If CHOP were in Santo Domingo, it might look something like this.
Yesterday the nine of us, together with Lara (the Global Health fellow) and Dr. Jappa (from NPS) hopped on a guagua (mini-bus) bound for Santo Domingo, for a tour and conference at the Hospital Infantil Dr. Robert Reid Cabral. Named for a famous Dominican pediatrician, it's a 350-bed tertiary care children's hospital that serves as a referral center for the whole country. There are over a hundred pediatric residents, and as of several months ago, its fourth-year residents have started rotating through the Centro de Salud Divina Providencia in Consuelo.
When you walk into RRC, there's a vibe that I can only describe as "tertiary." I got teased a little for saying this, but it felt like home: the hum and buzz of a busy resident-run hospital, immaculate and brightly-lit, with signs everywhere encouraging hand-washing, and with white-jacketed young doctors and nurses peering curiously at the throng of visitors. The residents, mostly young women, were unfailingly polite and friendly, and clearly were proud to lead us through their pediatric wards, NICU, PICU, ER, and cardiology and renal transplant units. As we passed through the ER and stopped to chat with its medical chief, we noticed a resident attempting to draw blood from a young boy beside us. The boy was screaming and flailing, and the unlocked stretcher was rocking back and forth. Cool as ever, Kelly Vuong, CHOP ER nurse, walked over and set the stretcher's brake. The Dominican doctor then did her best to convince Kelly to move to Santo Domingo and take a job at RRC (but we're not giving her up).
After the tour, we took our seats in a conference room for a slide show and presentation. The first two RRC residents to rotate through Consuelo just completed their two-month stint here a couple of weeks ago, and they were eager to share their pictures and observations with their residency colleagues and with us.
As the first slide flashed up on a projector screen, our team exclaimed "Vero!" The snapshot showed the two residents posing in front of Casa Roja with Veronica, who is Ramona's cheeky, be-ribboned 9-year-old daughter and a frequent companion on our barrio treks. The residents went on to discuss their experiences seeing patients in the NPS clinic, doing batey and barrio outreach, and seeing patients in the Maternidad, Consuelo's own small hospital.
As Deb said, the pictures and the presentation could easily have been those of any CHOP resident returning from the D.R. But what we found incredibly moving was the emotion with which the residents described their surprise at seeing, for the first time, such deep poverty and disadvantage in their own country. "We often get upset when our patients arrive late for appointments," one said. "But now we understand the struggle they have to go through to get here," journeying from the countryside with no car, no phone, no extra money. They described the frustration of learning that patients couldn't afford to fill the prescriptions they wrote. It was an elegant summation of the challenges of rural poverty in the D.R., but it rang true to us, too, as applicable to the urban poverty with which we're too familiar back home in Philadelphia.

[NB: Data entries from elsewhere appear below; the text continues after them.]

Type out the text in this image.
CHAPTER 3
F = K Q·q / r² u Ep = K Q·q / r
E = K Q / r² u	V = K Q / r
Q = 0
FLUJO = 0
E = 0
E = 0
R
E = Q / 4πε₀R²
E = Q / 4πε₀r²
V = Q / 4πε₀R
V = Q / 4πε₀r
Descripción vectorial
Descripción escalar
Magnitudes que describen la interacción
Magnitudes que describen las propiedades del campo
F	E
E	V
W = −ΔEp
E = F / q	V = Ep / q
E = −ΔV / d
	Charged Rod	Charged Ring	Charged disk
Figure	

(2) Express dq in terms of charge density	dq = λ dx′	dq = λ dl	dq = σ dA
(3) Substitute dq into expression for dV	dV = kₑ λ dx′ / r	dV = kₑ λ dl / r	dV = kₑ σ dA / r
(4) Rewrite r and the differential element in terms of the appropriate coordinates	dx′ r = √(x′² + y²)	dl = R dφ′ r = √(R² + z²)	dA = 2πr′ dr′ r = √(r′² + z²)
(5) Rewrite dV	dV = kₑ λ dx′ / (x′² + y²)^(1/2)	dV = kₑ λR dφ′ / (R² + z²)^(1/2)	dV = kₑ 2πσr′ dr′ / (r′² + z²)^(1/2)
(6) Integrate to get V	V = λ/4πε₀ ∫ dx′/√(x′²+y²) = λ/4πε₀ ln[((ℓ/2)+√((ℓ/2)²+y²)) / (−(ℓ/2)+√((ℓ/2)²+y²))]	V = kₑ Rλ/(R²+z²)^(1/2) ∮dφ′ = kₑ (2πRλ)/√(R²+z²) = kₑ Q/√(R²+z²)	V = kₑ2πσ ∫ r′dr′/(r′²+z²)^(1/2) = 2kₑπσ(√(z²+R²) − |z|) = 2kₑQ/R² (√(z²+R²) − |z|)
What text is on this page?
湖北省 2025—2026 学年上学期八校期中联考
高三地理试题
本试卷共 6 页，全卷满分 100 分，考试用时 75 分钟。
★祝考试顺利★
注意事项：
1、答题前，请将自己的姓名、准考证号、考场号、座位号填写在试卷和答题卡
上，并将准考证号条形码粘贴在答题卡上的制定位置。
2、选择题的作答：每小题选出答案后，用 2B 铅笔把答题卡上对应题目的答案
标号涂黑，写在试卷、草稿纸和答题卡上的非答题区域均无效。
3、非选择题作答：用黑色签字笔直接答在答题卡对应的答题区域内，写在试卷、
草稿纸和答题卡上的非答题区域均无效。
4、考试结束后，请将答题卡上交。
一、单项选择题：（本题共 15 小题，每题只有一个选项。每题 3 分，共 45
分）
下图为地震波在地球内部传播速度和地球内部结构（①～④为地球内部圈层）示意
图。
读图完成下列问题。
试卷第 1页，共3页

Next up was the hospital's director, who spoke warmly about the new partnership between RRC, the Children's Hospital of Philadelphia, and the Centro de Salud Divina Providencia -- about how much the three organizations can bring to each other as together we address the moral obligation to provide care to the neediest. We all know that this partnership is the result of long conversations and much effort on the part of leaders from all three institutions. And to me it feels like a major breakthrough. There are times when I find myself nearly overwhelmed by the enormous challenge of improving healthcare for children here (it's even overwhelming to think about the same task in Philadelphia!). But now, partnered with the institution that trains half this country's pediatricians, I feel like a huge piece of the puzzle has just clicked into place. The opportunity to share teaching and learning among the medical staff of the three institutions will be, I think, critical to really advancing the mission of all three.
There were hugs, photos, and even a few tears as the presentation ended and we talked some more with our hosts. The residents, who'd been clustered in the back rows like CHOP residents at noon conference, even lingered to chat for a few minutes before rushing off to their duties. The hospital buzzed on, and we headed off to do a little sightseeing, bolstered with a hefty dose of hope.